Don’t worry about the facts, just feed us

When a Fox News personality goes after an Obama administration spokesman, I usually find myself thinking, bravo. But that was not the case tonight when I happened to see Fox’s Shepard Smith rip into P.J. Crowley, Assistant Secretary of State in charge of the Bureau of Public Affairs.
Smith asked Crowley to state the administration’s position on the battle aboard the Marmara. Crowley began to answer, as Smith knew he would, that the administration was still looking into the facts. Smith immediately cut Crowley off and began berating the State Department for not having formulated a position on the merits. Smith’s main talking point was that the “rest of the world” has a position, so why don’t we?
I don’t watch Smith very often and don’t have much of a feel for him. On this occasion, though he was a jerk and a fool.
The fact that the “rest of the world” rushed to judgment on this incident, almost invariably condemning Israel based solely on “facts” handed out by anti-Israeli forces, is no reason why we should. The Obama administration has behaved admirably by declining to join the herd and by saying it wishes to understand the facts fully before it judges them.
As I suggested here, the imperative that the news cycle imposes on news organization should not trump the responsibility of governments to get the facts right. The same news organizations that are jumping on the State Department for not having embraced a particular set of facts will be the ones that lambaste it if it gets any facts wrong.
JOHN adds: Basically, I agree; but it does seem that the relevant facts are now known. The most fundamental question is, does the administration support Israel’s blockade of Gaza? If so, a lot follows. Beyond that, there really isn’t any doubt but that the violence was initiated by heavily-armed and well-organized jihadists who surprised the Israeli soldiers by the ferocity of their attack with clubs, pipes, knives and guns. The Associated Press has belatedly begun to catch on.

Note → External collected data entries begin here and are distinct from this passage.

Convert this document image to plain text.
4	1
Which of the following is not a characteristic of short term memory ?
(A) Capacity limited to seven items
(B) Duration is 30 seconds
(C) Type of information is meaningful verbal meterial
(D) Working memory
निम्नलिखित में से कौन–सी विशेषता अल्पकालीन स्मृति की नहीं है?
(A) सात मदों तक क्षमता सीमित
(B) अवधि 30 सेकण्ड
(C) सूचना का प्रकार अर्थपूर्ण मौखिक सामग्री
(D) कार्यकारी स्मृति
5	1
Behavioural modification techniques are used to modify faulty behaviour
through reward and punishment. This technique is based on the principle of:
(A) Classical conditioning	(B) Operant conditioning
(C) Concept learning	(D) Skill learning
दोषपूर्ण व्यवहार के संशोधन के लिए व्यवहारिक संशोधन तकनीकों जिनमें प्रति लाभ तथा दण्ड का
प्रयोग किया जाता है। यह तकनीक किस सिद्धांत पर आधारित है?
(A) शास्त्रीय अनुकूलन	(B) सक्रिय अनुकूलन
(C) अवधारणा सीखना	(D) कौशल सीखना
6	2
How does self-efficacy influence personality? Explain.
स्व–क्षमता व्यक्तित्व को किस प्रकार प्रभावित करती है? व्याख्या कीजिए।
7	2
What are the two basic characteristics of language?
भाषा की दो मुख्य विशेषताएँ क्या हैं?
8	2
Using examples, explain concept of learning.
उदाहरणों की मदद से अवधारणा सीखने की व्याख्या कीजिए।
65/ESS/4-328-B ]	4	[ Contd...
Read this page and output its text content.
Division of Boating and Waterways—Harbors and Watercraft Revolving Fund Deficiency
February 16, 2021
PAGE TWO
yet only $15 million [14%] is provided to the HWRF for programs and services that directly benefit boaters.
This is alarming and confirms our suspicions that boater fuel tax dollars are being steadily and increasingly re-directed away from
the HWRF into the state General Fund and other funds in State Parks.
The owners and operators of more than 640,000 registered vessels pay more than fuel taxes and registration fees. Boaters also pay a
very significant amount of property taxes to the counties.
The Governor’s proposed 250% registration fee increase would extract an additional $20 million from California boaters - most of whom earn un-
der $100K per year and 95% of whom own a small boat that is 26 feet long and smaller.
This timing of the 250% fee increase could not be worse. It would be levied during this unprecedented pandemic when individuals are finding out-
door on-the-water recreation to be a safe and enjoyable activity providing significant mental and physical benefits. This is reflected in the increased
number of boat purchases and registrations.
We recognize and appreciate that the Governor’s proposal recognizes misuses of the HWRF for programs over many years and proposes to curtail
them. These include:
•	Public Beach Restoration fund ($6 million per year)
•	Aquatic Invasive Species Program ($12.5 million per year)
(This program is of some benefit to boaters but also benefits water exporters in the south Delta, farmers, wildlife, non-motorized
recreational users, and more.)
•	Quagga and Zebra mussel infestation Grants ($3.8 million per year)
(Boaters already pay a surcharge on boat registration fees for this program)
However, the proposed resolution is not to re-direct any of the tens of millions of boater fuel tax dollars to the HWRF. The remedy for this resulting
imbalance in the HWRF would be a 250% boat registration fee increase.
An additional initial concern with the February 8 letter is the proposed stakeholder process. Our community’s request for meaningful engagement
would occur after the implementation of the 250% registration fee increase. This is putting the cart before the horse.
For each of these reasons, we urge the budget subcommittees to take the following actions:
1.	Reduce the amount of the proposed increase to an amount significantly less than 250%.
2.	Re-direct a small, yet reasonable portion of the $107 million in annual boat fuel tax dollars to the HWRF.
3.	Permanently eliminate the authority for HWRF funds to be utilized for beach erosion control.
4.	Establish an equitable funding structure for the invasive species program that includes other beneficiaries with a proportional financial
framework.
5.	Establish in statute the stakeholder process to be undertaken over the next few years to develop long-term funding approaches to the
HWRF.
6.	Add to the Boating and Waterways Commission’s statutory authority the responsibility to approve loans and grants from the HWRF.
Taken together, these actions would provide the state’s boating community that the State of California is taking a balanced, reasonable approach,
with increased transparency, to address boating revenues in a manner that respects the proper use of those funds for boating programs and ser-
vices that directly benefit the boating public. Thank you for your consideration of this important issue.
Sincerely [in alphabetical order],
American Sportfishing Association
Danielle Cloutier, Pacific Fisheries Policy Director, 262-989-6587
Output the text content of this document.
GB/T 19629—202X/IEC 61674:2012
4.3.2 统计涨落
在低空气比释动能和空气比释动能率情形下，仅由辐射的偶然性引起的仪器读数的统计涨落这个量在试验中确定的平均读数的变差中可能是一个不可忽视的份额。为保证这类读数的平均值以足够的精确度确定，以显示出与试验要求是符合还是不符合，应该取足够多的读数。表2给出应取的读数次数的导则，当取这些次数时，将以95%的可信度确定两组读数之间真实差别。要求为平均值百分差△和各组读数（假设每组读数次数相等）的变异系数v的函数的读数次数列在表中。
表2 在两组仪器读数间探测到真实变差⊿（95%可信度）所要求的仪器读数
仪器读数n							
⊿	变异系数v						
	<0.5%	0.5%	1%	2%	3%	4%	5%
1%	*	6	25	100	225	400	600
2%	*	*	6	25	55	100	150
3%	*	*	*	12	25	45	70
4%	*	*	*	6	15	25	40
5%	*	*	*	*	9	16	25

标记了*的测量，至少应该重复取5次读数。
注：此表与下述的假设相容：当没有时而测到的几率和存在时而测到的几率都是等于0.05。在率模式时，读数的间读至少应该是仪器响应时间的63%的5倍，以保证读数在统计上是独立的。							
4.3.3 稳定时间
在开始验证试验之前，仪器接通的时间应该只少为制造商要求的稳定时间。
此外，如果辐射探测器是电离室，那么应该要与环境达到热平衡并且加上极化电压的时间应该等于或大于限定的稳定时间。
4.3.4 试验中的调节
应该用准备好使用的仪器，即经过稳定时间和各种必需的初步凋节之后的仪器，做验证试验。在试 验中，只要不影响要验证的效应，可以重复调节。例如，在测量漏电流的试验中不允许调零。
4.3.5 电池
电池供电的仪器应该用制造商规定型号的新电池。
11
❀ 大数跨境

So I am OK with the administration taking its time to marshal the facts and come to a reasoned position, but we should also be sensitive to the fact that impressions–mostly wrong ones–are being formed around the world. The time is not far off–measured in hours, not days–when the Obama administration ought to be able to view the videos, assess all of the evidence, and come to the right conclusion, which is to say, to support our only real ally in the Middle East.